I’ve watched software evolve over the last few decades and made calculated bets from several vantage points — as an engineer, IT practitioner, Wall street analyst, software industry CEO, and now as an investor. Per Yogi Berra, predictions are tough, especially about the future. These ideas will need updating as the landscape shifts, but this is what I’m seeing now.

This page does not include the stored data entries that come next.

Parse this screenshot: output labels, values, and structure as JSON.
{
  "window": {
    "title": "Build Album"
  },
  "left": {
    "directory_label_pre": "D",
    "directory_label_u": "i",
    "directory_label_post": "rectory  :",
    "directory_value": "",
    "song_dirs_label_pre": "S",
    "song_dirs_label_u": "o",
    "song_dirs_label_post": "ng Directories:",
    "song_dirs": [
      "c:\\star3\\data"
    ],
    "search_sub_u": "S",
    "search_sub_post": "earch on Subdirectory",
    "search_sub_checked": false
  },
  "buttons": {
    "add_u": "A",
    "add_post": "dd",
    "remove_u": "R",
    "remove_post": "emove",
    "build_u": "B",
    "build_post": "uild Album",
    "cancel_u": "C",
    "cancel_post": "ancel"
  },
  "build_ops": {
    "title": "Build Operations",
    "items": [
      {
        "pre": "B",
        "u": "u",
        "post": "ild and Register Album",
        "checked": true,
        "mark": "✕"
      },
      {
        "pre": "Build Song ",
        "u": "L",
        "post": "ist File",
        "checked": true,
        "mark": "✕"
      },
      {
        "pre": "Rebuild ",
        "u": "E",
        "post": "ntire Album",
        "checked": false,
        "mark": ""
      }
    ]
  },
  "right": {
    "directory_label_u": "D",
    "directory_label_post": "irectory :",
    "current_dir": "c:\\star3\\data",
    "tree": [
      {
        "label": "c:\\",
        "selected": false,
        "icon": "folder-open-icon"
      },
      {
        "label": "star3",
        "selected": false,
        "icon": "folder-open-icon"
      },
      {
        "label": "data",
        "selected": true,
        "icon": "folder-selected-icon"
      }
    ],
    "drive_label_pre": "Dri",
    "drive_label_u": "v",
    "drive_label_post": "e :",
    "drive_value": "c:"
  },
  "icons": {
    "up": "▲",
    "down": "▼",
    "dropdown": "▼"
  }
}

Charles Phillips, Co-Founder and Managing Partner, Recognize
charles@recognize.com
DISCLOSURES
Charles Phillips is a Co-Founder and Managing Partner of Recognize Partners LP (“Recognize” or the “Firm”), a private equity firm investing exclusively in digital services companies. This opinion piece (the “Information”) reflects his own views as of the date hereof and does not necessarily reflect the views of any entity he represents; neither Mr. Phillips nor Recognize undertake to advise you of any future changes in the views expressed herein. The Information is being furnished to the recipient (“you”) solely for informational purposes. This Information is not, and may not be relied on, in any manner, as legal, tax, investment, accounting or other advice. This Information is not, and should not be construed as, an offer of investment advisory services by Recognize, nor as an offer to sell (or a solicitation of an offer to buy) an interest in any investment sponsored by or affiliated with Recognize. The Information is not an endorsement of any particular security or investment opportunity. Certain information contained in this Information has been obtained from published and non-published sources prepared by other parties, which in certain cases has not been updated through the date hereof. While such information is believed to be reliable for the purposes of this Information, neither Mr. Phillips, nor Recognize, nor their affiliates assume any responsibility for the accuracy or completeness of such information, and such information has not been independently verified. Statements contained in this Information (including those relating to current and future market conditions and trends in respect thereof) that are not historical facts are based on current expectations, estimates, projections, opinions and/or beliefs. Such statements involve known and unknown risks, uncertainties and other factors, and undue reliance should not be placed thereon. In addition, no representation or warranty is made with respect to the reasonableness of any estimates, forecasts, illustrations, prospects or returns, which should be regarded as illustrative only, or that any profits will be realized. You should make your own investigations and evaluations of the contents of the Information and should note that such information may change materially.